A Pennsylvania court on Thursday gave victory to the campaign of the President of the United States, Donald Trump, in one of the multiple lawsuits presented to reverse the election result, which Democrat Joe Biden won.
The decision affects an undetermined number of votes, although, according to state officials, they are far less than the more than 54,000 who separate Biden and Trump in the vote.
Pennsylvania state law gave six days after the election (that is, until November 9) for citizens who sent their votes by mail without an identification document to present a valid one.
Pennsylvania Secretary of State – the highest electoral authority – Democrat Kathy Boockvar, extended that deadline three days before the election until November 12, a decision that the Trump campaign challenged in court.

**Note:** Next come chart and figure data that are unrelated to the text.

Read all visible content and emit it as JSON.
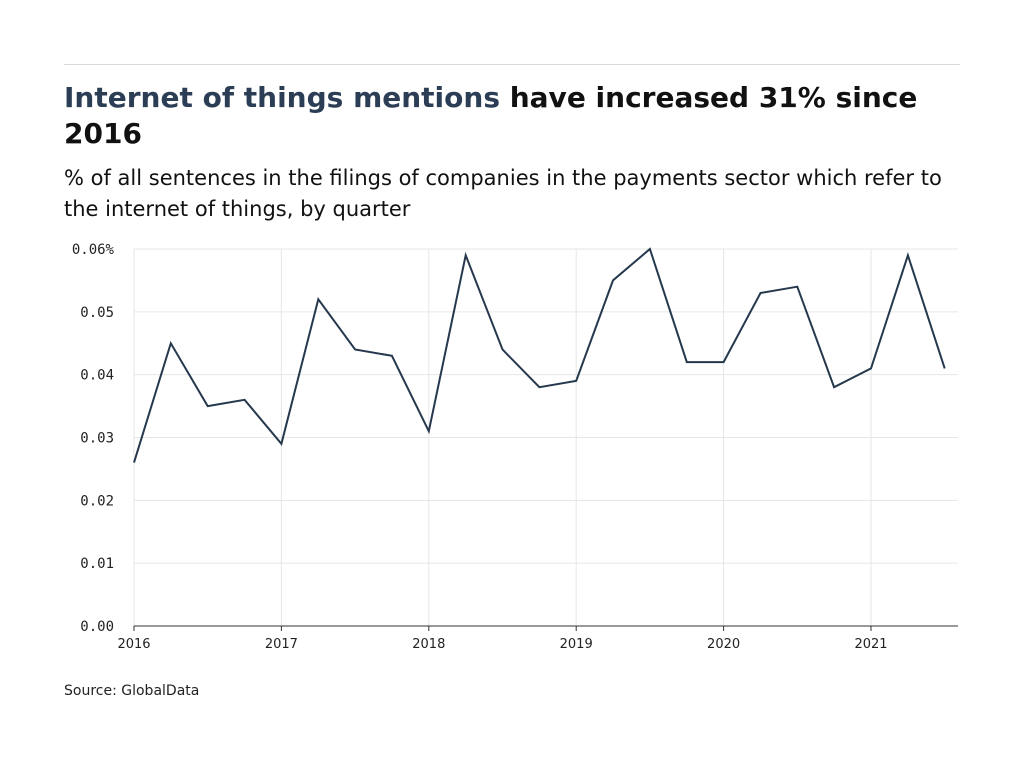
{
  "header": {
    "title_highlight": "Internet of things mentions",
    "title_rest": " have increased 31% since 2016",
    "subtitle": "% of all sentences in the filings of companies in the payments sector which refer to the internet of things, by quarter"
  },
  "source": "Source: GlobalData",
  "colors": {
    "line": "#25384d",
    "title_highlight": "#2c3e55",
    "grid": "#e6e6e6",
    "axis": "#333333"
  },
  "chart_data": {
    "type": "line",
    "title": "",
    "xlabel": "",
    "ylabel": "",
    "grid": true,
    "legend": "none",
    "x_start": "2016 Q1",
    "x_tick_labels": [
      "2016",
      "2017",
      "2018",
      "2019",
      "2020",
      "2021"
    ],
    "y_tick_labels": [
      "0.00",
      "0.01",
      "0.02",
      "0.03",
      "0.04",
      "0.05",
      "0.06%"
    ],
    "ylim": [
      0,
      0.06
    ],
    "series": [
      {
        "values": [
          0.026,
          0.045,
          0.035,
          0.036,
          0.029,
          0.052,
          0.044,
          0.043,
          0.031,
          0.059,
          0.044,
          0.038,
          0.039,
          0.055,
          0.06,
          0.042,
          0.042,
          0.053,
          0.054,
          0.038,
          0.041,
          0.059,
          0.041
        ]
      }
    ]
  }
}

The court’s decision on Thursday, which had previously ordered the votes validated between November 10 and 12, to be kept separately, now gives Trump reason and orders the State not to include them in the final count.
The judge who signed the order, Mary Hannah Leavitt, said Boockvar “had no legal authority” to decide on the extension.
Although they did not indicate how many votes are at stake, local officials said the various actions filed by Trump are not going to affect Biden’s media projected Pennsylvania victory.
Biden currently accounts for 49.77% of the vote, against 48.96% for Trump.
Pennsylvania’s projection on Saturday morning gave Biden the delegates needed to declare himself the winner of the election, a victory that Trump has yet to recognize, alleging electoral fraud, but without providing evidence.
To beat Biden, who already has 290 delegates, Trump would have to prove the fraud in court and reverse the results, not just in one, but in several key states, something that is seen by analysts as extremely unlikely.